ANCHE L’ITALIA È STATA COLPITA dalla siccità che si è manifestata, in particolare, in Puglia, Calabrie e Sicilia, le tre regioni che nel loro insieme producono l’80% dell’olio italiano. La siccità ha inciso in maggio sulle fioriture e, nei mesi successivi, ha impedito il normale accrescimento e la maturazione delle olive. Alte temperature e siccità contribuiscono, inoltre, all’aumento delle patologie che colpiscono gli ulivi e vanno a incidere sulla quantità e qualità del raccolto. Gli olivicoltori della Puglia, che rimane la regione con la produzione maggiore nonostante i gravi danni causati nel Salento dalla Xylella, hanno dovuto far ricorso a irrigazioni di sostegno per limitare i danni, col conseguente aumento dei costi di produzione.
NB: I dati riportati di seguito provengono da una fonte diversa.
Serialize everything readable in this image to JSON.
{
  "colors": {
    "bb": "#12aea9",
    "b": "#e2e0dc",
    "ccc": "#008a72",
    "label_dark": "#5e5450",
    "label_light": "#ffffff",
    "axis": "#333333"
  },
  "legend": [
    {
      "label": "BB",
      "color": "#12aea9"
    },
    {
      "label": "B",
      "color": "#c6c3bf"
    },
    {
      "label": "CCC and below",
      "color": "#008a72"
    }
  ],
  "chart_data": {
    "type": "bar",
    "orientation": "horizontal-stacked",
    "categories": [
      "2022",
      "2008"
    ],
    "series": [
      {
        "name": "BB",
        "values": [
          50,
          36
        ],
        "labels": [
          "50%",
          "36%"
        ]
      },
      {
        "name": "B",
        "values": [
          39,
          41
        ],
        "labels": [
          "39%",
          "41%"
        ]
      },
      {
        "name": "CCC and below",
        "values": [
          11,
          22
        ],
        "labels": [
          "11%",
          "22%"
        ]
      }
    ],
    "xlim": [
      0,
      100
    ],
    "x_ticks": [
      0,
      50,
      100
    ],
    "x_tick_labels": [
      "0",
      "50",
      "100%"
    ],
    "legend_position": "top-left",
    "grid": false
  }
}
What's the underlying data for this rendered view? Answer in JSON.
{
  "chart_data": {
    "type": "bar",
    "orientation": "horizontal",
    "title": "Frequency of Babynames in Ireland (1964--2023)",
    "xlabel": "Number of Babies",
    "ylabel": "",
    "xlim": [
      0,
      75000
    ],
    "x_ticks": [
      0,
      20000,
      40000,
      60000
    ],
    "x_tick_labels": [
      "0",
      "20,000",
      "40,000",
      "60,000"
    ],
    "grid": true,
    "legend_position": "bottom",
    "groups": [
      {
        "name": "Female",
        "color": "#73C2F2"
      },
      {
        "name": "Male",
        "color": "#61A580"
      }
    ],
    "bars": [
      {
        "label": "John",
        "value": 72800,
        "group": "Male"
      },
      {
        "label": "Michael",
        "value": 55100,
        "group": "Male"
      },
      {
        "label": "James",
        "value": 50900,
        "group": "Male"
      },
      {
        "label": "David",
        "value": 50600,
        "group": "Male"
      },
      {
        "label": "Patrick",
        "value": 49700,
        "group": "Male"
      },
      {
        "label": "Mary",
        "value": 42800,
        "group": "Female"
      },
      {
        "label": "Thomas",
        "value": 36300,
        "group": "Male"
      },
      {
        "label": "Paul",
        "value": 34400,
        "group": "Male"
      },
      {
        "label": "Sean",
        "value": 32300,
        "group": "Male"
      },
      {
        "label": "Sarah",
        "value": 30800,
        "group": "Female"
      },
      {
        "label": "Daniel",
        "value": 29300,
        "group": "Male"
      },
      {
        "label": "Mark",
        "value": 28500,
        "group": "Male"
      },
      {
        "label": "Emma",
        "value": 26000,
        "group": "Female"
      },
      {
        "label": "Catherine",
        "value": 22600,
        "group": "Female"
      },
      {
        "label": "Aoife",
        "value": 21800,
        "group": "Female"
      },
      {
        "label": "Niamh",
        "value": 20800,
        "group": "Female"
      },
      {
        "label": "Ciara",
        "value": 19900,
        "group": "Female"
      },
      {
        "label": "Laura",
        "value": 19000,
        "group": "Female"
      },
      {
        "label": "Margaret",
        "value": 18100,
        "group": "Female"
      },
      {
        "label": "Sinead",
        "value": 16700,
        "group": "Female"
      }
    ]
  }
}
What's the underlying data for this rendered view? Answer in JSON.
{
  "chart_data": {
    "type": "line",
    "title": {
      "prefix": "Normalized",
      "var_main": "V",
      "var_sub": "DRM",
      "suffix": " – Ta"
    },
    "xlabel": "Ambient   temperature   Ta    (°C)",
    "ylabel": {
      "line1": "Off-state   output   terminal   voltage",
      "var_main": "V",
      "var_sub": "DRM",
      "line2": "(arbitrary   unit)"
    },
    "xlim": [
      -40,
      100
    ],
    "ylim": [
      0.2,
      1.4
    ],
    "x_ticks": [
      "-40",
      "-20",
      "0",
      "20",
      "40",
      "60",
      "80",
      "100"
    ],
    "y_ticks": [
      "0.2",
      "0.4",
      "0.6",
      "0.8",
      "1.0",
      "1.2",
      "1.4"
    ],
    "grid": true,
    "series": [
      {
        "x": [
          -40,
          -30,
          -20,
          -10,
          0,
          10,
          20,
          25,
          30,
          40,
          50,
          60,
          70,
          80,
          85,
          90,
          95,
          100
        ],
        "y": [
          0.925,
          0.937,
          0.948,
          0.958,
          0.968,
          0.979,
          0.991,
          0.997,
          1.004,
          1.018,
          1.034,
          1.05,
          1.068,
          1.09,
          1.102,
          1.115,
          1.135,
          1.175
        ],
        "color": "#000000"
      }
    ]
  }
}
GLI ALTRI ELEMENTI CHE HANNO PESATO nel determinare il prezzo finale dell’olio d’oliva sono riconducibili al caro energia: aumento di un 20% dei costi di molitura, maggiore incidenza dei costi di trasporto, il raddoppio del costo delle bottiglie di vetro. La novità di quest’anno è che alcune aziende, anche sulla spinta della grande distribuzione, impiegano per l’olio d’oliva le bottiglie in Pet per ridurre i costi. Una scelta che mal si concilia con la salute umana e l’ambiente. In queste settimane i frantoi sono in piena attività, ma la produzione di olio sarà ancora al di sotto della media e i prezzi sono destinati a rimanere alti. Il futuro del settore olivicolo-oleario si annuncia denso di incognite, soprattutto per i paesi come l’Italia che non hanno sviluppato un piano olivicolo nazionale in grado di contrastare gli effetti del cambiamento climatico.